Recently, sister publication Aviation Consumer took an in-depth look at current-generation PLBs, which are basically portable 406 ELTs without the crash-impact activation feature. You have to switch them on manually, something usually involving extending an antenna and pressing a button.
Current PLB designs are of two basic types: With or without a built-in GPS receiver.
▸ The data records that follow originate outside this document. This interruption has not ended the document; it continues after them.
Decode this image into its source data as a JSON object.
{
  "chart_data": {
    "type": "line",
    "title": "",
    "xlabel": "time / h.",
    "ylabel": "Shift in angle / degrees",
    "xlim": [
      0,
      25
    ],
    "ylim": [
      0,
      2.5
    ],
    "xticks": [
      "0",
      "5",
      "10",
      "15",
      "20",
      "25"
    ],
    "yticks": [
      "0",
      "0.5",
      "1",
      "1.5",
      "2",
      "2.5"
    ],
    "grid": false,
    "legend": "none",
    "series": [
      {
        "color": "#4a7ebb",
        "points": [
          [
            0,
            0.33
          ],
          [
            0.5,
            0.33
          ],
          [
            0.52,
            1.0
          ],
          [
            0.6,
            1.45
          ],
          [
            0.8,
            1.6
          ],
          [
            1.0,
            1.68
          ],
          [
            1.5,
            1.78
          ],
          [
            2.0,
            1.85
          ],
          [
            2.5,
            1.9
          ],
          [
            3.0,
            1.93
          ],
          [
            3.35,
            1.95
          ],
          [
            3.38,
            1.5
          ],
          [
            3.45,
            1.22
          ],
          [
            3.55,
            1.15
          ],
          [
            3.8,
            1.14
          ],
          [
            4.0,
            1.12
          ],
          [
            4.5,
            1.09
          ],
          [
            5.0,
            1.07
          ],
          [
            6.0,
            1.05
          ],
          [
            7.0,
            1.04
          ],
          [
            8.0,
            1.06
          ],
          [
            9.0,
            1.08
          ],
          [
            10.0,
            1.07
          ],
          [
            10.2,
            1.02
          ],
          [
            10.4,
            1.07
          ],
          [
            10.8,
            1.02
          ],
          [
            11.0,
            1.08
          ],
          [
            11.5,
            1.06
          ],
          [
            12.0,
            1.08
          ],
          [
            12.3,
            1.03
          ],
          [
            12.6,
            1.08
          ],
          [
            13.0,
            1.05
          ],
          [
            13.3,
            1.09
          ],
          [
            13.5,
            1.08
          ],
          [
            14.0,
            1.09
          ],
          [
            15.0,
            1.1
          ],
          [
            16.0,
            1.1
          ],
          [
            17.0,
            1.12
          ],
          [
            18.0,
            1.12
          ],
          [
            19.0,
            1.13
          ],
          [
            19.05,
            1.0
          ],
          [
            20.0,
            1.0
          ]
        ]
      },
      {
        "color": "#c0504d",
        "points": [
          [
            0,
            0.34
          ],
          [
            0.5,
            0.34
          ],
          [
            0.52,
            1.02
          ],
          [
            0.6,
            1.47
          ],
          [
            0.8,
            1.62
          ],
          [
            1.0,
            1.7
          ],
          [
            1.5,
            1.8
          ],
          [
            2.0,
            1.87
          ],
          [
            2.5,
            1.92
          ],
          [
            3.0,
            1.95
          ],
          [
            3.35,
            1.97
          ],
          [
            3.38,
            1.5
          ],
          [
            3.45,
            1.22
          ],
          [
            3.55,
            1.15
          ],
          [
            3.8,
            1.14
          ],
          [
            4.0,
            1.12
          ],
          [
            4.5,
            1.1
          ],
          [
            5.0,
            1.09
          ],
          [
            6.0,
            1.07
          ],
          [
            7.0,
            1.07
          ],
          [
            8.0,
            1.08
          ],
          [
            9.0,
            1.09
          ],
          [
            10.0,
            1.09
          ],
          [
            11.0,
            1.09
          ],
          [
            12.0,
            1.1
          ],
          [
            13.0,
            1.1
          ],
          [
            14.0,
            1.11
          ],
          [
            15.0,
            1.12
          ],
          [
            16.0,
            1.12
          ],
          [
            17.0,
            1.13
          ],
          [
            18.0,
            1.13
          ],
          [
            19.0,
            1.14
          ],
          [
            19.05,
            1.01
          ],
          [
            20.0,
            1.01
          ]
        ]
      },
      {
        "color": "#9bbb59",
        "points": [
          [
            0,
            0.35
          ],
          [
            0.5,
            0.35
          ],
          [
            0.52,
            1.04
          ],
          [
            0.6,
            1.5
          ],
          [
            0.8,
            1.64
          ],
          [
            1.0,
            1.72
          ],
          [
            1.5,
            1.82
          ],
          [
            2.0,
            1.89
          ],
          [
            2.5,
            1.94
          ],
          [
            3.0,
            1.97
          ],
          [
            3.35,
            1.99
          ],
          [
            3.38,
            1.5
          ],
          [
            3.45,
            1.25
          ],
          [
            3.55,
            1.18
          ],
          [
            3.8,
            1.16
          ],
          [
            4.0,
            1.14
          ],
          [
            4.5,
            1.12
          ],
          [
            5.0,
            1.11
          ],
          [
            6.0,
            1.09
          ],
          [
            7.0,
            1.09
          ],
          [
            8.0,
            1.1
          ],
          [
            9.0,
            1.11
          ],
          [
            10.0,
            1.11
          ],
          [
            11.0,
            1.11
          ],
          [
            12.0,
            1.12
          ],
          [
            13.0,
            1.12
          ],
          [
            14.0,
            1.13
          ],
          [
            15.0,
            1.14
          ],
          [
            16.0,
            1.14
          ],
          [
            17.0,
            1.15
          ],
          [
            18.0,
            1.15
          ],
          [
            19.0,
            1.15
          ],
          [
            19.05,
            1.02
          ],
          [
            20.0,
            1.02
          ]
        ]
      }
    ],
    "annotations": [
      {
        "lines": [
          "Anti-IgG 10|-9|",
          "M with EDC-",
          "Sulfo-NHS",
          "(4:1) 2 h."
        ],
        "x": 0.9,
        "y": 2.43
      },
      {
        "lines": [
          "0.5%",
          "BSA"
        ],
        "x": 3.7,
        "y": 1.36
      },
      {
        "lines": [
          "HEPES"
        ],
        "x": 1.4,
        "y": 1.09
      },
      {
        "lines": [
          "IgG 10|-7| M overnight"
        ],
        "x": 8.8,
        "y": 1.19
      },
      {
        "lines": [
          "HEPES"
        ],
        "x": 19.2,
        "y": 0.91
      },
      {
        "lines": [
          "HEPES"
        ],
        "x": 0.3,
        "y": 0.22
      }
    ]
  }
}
Sending the GPS coordinates to the satellite can narrow down the effective search area from within a three-nautical-mile radius when using 406 MHz Doppler shift techniques to 100 meters, which also eliminates the multiple-pass delay. That alone makes a PLB with built-in GPS the way to go, in our view.
A PLB must be FCC-approved before it can be registered in the U.S. And the free registration is necessary if owners expect to get the full benefit of a PLB, since each one carries a discrete digital signature thats part of its transmitted signal. All of the units Aviation Consumer examined have some means to test and verify their operation, but without radiating signals. Also, just because two PLBs meet required specs, doesnt necessarily mean they perform equally under all conditions.
Until someone markets an inexpensive GPS-equipped 406 ELT, a PLB with GPS may be best way to be found quickly after a remote crash. Starting this month, if you carry a 121.5 ELT, one of these PLBs may be the only way to get rescued at all.